Assert happends in prvCheckForRunStae() on smp

Hi
I am porting SMP on Cortex-A32 arch32*2 but encountered a problem. The assert happend in prvCheckForRunState()

         /* Enabling interrupts should cause this core to immediately
         * service the pending interrupt and yield. If the run state is still
         * yielding here then that is a problem. */
        configASSERT( pxThisTCB->xTaskRunState != taskTASK_SCHEDULED_TO_YIELD );

The API that changes TCB->xTaskRunState to taskTASK_SCHEDULED_TO_YIELD is prvYieldCore()

            portYIELD_CORE( xCoreID );                                               \
            pxCurrentTCBs[ xCoreID ]->xTaskRunState = taskTASK_SCHEDULED_TO_YIELD;   \

In my implement, portYIELD_CORE( xCoreID) sends a IPI interrupt ( a SGI in gic-v2 ), which changes “ulPortYieldRequired[ portGET_CORE_ID() ] = pdTRUE” and can response rightly.

Besides tick interrupt and IPI interrupt, there is only one IPC interrupt. The problem is not easy to reproduce, so I’m looking for some suggestions to debug it.

Thanks!

Hi @Saiiijchan ,
One quick check would be to find out if the Interrupts and Core-id mapping in the GIC is fine. Are all the interrupts coming on the core they are supposed to be handled.

When you enable interrupts on this line, the task should yield and change its state, isn’t it?
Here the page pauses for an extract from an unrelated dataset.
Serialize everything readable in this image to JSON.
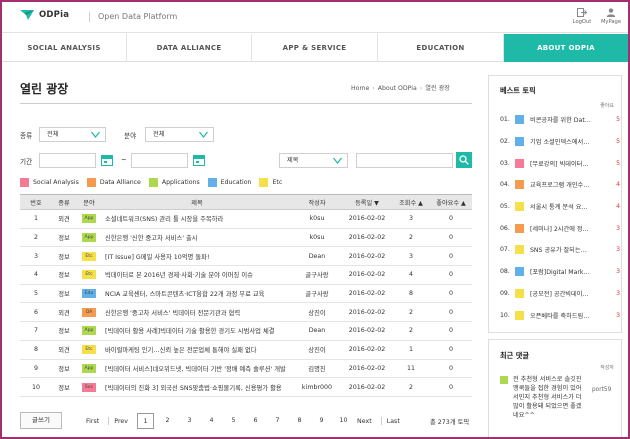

When the assert hits, can you examine the value of pxThisTCB->xTaskRunState? In one such case that I helped someone debug before, the value was correct when examined in the debugger - the was some cache coherency problem in that case.

Hi @aggarg and @Shub
After assert happends, I use Jlink to watch pxCurrentTCBs on assert core, the xTaskRunState is -2 and the TCB message is complete. It may not be a problem of cache consistency and stack overflow. I will check irq setting and IRQ handling flow

Hi @aggarg & @Shub
The implement of FreeRTOS_Tick_Handler causes the problem. After IPI sets ulPortYieldRequired, a pending systick is fired and clear ulPortYieldRequired. After modify tick handler, it works well.

@@ -401,9 +401,7 @@ void FreeRTOS_Tick_Handler( void )
                /* Increment the RTOS tick. */
-                ulPortYieldRequired[ xCoreID ] = xTaskIncrementTick();
+               if ( xTaskIncrementTick() != pdFALSE ){
+                       ulPortYieldRequired[ xCoreID ] = pdTRUE;
+               }
        }

Thanks for your help :smiley:

Glad that you figured!

Dear Aggerwal
I met the case you mentioned. I am not familiar with cache coherency, could you please provide some solutions? Thanks a lot.

When test another case, I also encountered this problem. Should I add memory barrier instructions in somewhere?

Is it possible to test by turning off the caches? Does the problem go away when cache is turned off? Alternatively, can we move all the TCBs and into a memory which is not cached and then try?